SEMARANG, Suara Muhammadiyah - Mudik Inklusi Ramah Anak dan Disabilitas (MIRAD), yang sebelumnya pada arus mudik memberangkatkan 278 disabilitas, pendamping dan keluarga. Yakni 44 anak anak, 6 lansia, 1 bumil, 124 perempuan, 109 disabilitas, akan menempuh arus balik, mulai Ahad (14/4) sampai dengan Senin (15/4). Dengan moda transportasi bus, kereta api, dan pesawat.
Koordinator MIRAD Catur Sigit Nugroho menyampaikan arus balik mudik disabilitas melalui gerakan MIRAD akan dilaksanakan mulai Ahad (14/4) dan Senin (15/4). Untuk Senin (14/4) ada bus dan kereta. Perjalanan diberangkatkan dari Madiun, Ngawi, Solo, Semarang dan Jakarta.
Demikian juga moda transportasi kereta api juga berangkat dari beberapa Stasiun di Jawa Tengah, seperti Semarang dan Purworejo. Sedangkan arus balik mudik disabilitas dengan pesawat di sejak Senin (15/4). Adapun penumpangnya adalah disabilitas fisik non kursi roda, disabilitas fisik pengguna kursi roda, tuna netra, tuna rungu, tuna grahita dan mental
Ketua Pimpinan Pusat Himpunan Disabilitas Muhammadiyah (PP Hidimu) Fajri Hidayatullah menyampaikan dirinya menyambut baik gerakan MIRAD, dalam pengarusutamaan inklusi di semua sektor, baik pelayanan publik maupun sarana transportasinya.
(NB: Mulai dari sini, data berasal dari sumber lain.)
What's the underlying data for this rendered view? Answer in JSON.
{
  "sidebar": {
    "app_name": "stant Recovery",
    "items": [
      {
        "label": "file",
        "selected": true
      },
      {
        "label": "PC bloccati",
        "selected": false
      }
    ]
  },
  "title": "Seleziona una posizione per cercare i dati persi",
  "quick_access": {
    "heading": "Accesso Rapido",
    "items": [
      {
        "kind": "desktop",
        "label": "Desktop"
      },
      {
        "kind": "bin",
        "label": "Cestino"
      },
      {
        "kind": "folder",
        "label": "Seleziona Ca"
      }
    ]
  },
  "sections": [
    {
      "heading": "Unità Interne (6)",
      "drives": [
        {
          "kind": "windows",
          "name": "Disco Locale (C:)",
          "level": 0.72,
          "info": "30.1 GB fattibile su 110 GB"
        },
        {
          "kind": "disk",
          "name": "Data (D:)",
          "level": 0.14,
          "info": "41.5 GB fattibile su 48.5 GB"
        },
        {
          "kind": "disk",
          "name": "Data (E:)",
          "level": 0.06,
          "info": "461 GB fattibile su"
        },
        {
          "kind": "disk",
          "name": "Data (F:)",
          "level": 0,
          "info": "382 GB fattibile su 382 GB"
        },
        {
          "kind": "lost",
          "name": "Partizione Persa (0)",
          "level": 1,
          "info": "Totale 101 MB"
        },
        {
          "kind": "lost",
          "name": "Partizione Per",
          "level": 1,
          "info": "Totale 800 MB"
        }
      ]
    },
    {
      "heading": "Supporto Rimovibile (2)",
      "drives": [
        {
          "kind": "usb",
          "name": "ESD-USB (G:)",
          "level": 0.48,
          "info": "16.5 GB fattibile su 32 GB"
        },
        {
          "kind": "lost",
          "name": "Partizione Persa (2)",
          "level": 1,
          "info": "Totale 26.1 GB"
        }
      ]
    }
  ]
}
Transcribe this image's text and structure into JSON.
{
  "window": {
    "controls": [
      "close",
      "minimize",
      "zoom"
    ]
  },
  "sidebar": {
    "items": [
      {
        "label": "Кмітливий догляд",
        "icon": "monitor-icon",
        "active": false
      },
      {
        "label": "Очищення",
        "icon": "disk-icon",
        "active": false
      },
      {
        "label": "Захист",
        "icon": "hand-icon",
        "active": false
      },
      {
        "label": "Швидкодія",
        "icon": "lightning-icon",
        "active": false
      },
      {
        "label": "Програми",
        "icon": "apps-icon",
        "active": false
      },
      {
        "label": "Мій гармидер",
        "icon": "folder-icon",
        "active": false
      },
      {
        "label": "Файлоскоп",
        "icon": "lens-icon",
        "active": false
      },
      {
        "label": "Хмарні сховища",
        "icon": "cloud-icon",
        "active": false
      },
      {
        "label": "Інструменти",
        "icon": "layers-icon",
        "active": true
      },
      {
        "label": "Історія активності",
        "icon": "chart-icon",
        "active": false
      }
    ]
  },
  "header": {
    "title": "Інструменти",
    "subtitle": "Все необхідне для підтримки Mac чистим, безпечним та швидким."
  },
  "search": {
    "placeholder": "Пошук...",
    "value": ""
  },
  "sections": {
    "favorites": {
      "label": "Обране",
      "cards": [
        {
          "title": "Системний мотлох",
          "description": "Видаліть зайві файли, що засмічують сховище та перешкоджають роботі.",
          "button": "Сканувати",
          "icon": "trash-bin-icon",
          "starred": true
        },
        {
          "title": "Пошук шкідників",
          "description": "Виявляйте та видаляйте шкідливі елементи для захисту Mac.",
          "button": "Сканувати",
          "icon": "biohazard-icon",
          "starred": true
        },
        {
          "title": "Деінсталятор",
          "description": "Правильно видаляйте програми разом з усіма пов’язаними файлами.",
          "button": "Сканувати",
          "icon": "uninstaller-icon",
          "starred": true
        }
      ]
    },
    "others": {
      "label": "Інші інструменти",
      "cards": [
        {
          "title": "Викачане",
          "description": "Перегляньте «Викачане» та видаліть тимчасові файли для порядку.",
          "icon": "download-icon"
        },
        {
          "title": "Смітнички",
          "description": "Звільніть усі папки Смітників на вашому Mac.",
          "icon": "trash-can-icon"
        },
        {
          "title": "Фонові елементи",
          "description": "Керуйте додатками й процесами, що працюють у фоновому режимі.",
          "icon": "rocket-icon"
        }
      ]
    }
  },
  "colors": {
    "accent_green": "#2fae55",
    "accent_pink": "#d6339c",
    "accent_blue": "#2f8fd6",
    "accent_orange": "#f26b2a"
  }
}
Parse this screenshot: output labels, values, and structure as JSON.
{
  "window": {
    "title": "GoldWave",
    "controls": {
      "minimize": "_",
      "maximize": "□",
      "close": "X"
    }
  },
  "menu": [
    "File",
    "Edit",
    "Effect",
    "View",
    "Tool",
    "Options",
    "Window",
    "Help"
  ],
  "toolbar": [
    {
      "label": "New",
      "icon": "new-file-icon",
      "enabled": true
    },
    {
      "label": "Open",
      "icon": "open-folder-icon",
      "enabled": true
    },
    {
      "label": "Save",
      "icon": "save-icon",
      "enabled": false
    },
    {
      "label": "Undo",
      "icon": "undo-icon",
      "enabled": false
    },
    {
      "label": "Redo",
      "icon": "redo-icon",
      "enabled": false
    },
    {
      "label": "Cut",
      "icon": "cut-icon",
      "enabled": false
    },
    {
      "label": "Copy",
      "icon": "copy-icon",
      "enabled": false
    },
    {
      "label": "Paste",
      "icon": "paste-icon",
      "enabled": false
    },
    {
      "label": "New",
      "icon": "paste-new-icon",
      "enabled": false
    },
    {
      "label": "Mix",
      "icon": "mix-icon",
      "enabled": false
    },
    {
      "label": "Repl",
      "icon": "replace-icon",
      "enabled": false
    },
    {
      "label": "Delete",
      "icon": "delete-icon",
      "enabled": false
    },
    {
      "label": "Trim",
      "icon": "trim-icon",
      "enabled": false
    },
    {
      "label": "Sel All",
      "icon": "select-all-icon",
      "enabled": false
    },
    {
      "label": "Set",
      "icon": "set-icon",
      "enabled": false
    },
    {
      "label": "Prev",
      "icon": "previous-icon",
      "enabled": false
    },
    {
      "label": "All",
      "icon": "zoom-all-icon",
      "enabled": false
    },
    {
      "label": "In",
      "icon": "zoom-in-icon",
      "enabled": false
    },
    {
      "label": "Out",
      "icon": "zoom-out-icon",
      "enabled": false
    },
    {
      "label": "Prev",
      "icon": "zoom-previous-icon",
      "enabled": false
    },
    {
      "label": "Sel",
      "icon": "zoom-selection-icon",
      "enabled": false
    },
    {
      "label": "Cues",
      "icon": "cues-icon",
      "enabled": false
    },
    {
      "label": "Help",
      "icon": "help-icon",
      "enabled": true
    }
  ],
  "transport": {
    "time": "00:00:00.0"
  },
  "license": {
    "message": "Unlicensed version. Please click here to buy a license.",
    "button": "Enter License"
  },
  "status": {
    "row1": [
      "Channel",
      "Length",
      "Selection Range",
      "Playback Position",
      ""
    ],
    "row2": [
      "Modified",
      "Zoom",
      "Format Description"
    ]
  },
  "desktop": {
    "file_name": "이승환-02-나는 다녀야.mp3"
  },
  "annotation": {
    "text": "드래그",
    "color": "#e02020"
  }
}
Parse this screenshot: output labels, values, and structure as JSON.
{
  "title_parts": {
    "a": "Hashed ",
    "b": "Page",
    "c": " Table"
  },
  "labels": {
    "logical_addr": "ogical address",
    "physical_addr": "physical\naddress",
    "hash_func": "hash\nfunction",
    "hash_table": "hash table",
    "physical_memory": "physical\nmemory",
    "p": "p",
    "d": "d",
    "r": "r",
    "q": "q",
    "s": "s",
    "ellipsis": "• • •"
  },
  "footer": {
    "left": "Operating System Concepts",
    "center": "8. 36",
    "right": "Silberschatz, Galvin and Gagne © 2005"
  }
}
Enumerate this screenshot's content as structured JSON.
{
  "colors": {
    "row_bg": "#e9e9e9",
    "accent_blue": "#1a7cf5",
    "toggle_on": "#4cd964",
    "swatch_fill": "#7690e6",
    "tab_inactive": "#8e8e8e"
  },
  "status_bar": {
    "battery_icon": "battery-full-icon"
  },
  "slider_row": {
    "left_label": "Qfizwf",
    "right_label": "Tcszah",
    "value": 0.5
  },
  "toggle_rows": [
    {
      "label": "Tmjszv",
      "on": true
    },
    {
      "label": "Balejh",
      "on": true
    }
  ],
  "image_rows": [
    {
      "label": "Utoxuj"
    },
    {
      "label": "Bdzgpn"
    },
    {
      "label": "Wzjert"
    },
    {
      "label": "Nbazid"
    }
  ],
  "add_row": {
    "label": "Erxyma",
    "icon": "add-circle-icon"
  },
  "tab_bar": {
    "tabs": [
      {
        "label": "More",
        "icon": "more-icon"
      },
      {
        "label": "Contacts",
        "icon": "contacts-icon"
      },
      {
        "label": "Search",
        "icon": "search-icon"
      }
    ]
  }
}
Baginya inklusi adalah amanah konstitusi.
"Untuk kita bersama bisa menikmati apapun, apapun bentuknya dalam fasilitas Negara. Karena Negara dibangun juga untuk memenuhi rasa keadilan bagi semua pihak, termasuk warga negara penyandang disabilitas," ujarnya.
Dengan umur mudik disabilitas melalui program MIRAD yang sudah dilaksanakan ke 6 kalinya, Ia berharap kolaborasi yang terus berlangsung antara pemerintah, BUMN dan pihak terkait, terus berbenah. Dalam rangka menegakkan Undang Undang nomor 25 tahun 2009 tentang pelayanan publik. Bahwa semua orang, tidak terkecuali penyandang disabilitas berhak mendapatkan pelayanan publik yang setara.
"Jadi bukan rahasia umum lagi, ketika transportasi sekarang bisa dinikmati teman teman disabilitas. Bahwa ada mobilitas yang tinggi dari teman teman disabilitas saat mudik. Bahwa moda transportasi kita sudah mendukung aksessibilitas," terangnya.
Ia juga menitikberatkan pentingnya fasilitas di lengkapi. Meski dalam mudik disabilitas disediakan pendamping. Namun dirinya ingin menegaskan, bahwa prinsip kemandirian dalam perspektif disabilitas, harus mengedepankan kelengkapan fasilitasnya, baru bicara adanya pendamping. Jadi bukan bergantung sepenuhnya.
"Jadi tidak serta merta dengan tersedianya pendamping kemudian mengabaikan pembangunan yang berorientasi pada kemandirian disabilitas itu sendiri," ujarnya.
Fajri melihat masuknya era digitilasasi, menjadi pintu masuk mempercepat kesetaraan atau inklusi tersebut. Termasuk didalamnya moda transportasi yang dapat diakses melalui teknologi digital, yang kemudian dengan teknologi dapat mendukung kemandirian disabilitas. "Jadi dengan digitalisasi, memang disabilitas dapat menikmati dan merasakan segalanya, dengan ini mendorong adanya kemandirian," katanya.
Misalkan disabilitas netra seperti saya, dengan modal gadget dan pembaca layar ditambah aksessibilitas dalam aplikasi, maka akan memudahkan disabilitas saya, yang akan berdampak pada kegiatan ekonomi saya. Melalui praktek digitalisasi, saya berharap juga berlaku di semua sektor kehidupan, tidak hanya di transportasi melalui program MIRAD.
Karena untuk menikmati segala pelayanan publik, perspektif disabilitasnya selalu mengatakan, “bagaimana hamabatan itu dapat ditangani”. Sehingga peran digitalisasi, termasuk penerapannya di sektor transportasi, sangat membantu dan menumbuhkan ekonomi penyandang disabilitas.
Gerakan MIRAD dapat terlaksana, berkat dukungan BUMN melalui Bank Syariah Indonesia, Tim Inklusi Disabilitas Kementerian Perhubungan, Himpunan Disabilitas Muhammadiyah (Hidimu) dan Serikat Jurnalis untuk Keberagaman (Sejuk).